Quinoa for Utah
Quinoa (Chenopodium quinoa Willd.) (pronounced ˈkēn-ˌwä, or kē-ˈnō-ə) has gained popularity as a health food in recent years. High demand, coupled with insufficient United States (U.S.) grown supply, has resulted in high quinoa prices that have drawn the interest of growers in Utah and surrounding states in search of a new crop rotation option. Utah State University (USU) researchers have been working on quinoa since 2014. The purpose of this fact sheet is to date and to provide insight into some of the opportunities and limitations to quinoa production in Utah.
Quinoa is an annual crop with average height of 40 to 80 inches. Stems and leaves are typically green during spring and summer and can change to a yellow or red color at maturity. Quinoa produces flowers on a leafy cluster at the top of the stem, called a panicle. Seeds may also be colorful and are somewhat flat. The seeds are nutritious and contain more protein than wheat, corn or rice. Quinoa seeds also contain all nine essential amino acids and are gluten free. Quinoa traditionally is grown in South America near the Andes Mountains where it is a staple of subsistence farmers. The U.S. imports more quinoa than any other country worldwide and market prices have more than doubled in the last decade.
Quinoa has been developed in diverse ecosystems throughout South America. Locally adapted varieties for the Pacific Northwestern climate have been developed by recent research through a breeding program headed by Washington State University, with cooperators at USU, Brigham Young University, and Oregon State University. However, varieties tested in Utah have often failed to produce seeds when peak summer temperatures coincide with flowering which usually begins mid-July. Despite this challenge, quinoa has two features that make it an attractive potential candidate for production in Utah.

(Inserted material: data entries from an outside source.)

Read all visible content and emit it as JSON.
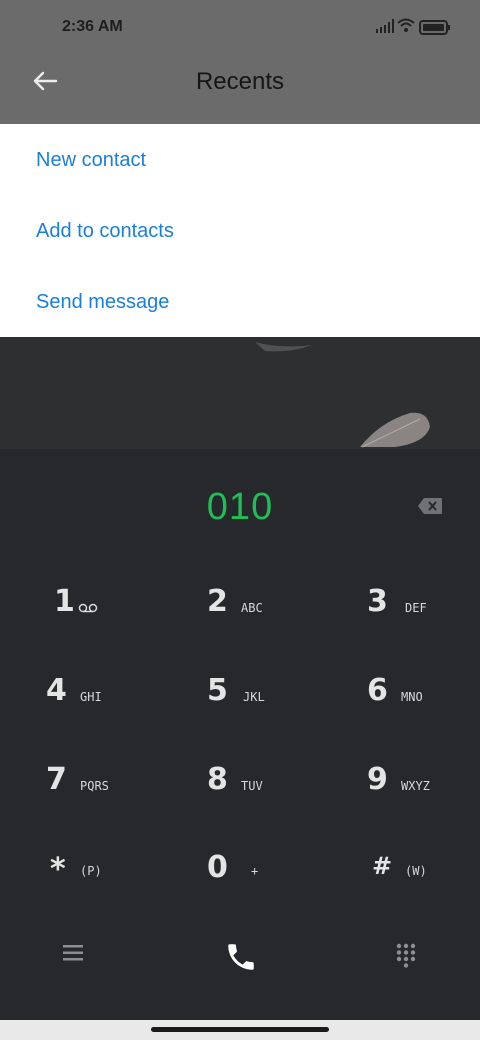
{
  "status_bar": {
    "time": "2:36 AM"
  },
  "header": {
    "title": "Recents"
  },
  "menu": {
    "items": [
      {
        "label": "New contact"
      },
      {
        "label": "Add to contacts"
      },
      {
        "label": "Send message"
      }
    ]
  },
  "dialer": {
    "entered_number": "010",
    "keys": [
      {
        "digit": "1",
        "letters": ""
      },
      {
        "digit": "2",
        "letters": "ABC"
      },
      {
        "digit": "3",
        "letters": "DEF"
      },
      {
        "digit": "4",
        "letters": "GHI"
      },
      {
        "digit": "5",
        "letters": "JKL"
      },
      {
        "digit": "6",
        "letters": "MNO"
      },
      {
        "digit": "7",
        "letters": "PQRS"
      },
      {
        "digit": "8",
        "letters": "TUV"
      },
      {
        "digit": "9",
        "letters": "WXYZ"
      },
      {
        "digit": "*",
        "letters": "(P)"
      },
      {
        "digit": "0",
        "letters": "+"
      },
      {
        "digit": "#",
        "letters": "(W)"
      }
    ]
  },
  "colors": {
    "number_green": "#1fbf55",
    "menu_blue": "#1a7fd9"
  },
  "icons": [
    "back-arrow-icon",
    "signal-icon",
    "wifi-icon",
    "battery-icon",
    "backspace-icon",
    "voicemail-icon",
    "menu-icon",
    "phone-icon",
    "dialpad-icon"
  ]
}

Traditionally, quinoa has been grown with little or no irrigation. However, in arid regions such as Utah, irrigation aids in establishment and may increase yields. In irrigation trials at USU Research Farms in Logan and Kaysville, optimum irrigation for quinoa ranged from 9 to 16 inches per year, or about 1.7 inches per week during mid-summer. Applying irrigation above this level did not increase plant growth. Other research has shown that drought stress has the least impact on quinoa yield during vegetative stages early in the season. However, drought stress during flowering and seed fill can reduce yields.
Many agricultural soils in Utah have high salinity levels that can limit crop rotation options. Quinoa has been reported to be tolerant to salinity, even at levels equivalent to irrigation with water straight from the ocean. Field and laboratory trials at USU show great promise for growers with salt affected soils. In the greenhouse, quinoa irrigated with saline water showed no reduction in plant growth until water had a salinity of EC 20 dS/m, much higher than any local field conditions. In a field on the northern shores of the Great Salt Lake, USU seeded quinoa on a saline-sodic soil in a grower-cooperator field. While plants germinated and emerged in these harsh conditions, the stand was very irregular and insufficient for production. The poor stand may have been due to soil crusting, heavy weed competition, poor variety tolerance to salinity or a combination of all these obstacles. Early seeding and emergence before soil crusting could be an option to reclaim local salt affected fields. Alternatively, transplanting into a field may be an option but no research has been done in Utah to support this strategy.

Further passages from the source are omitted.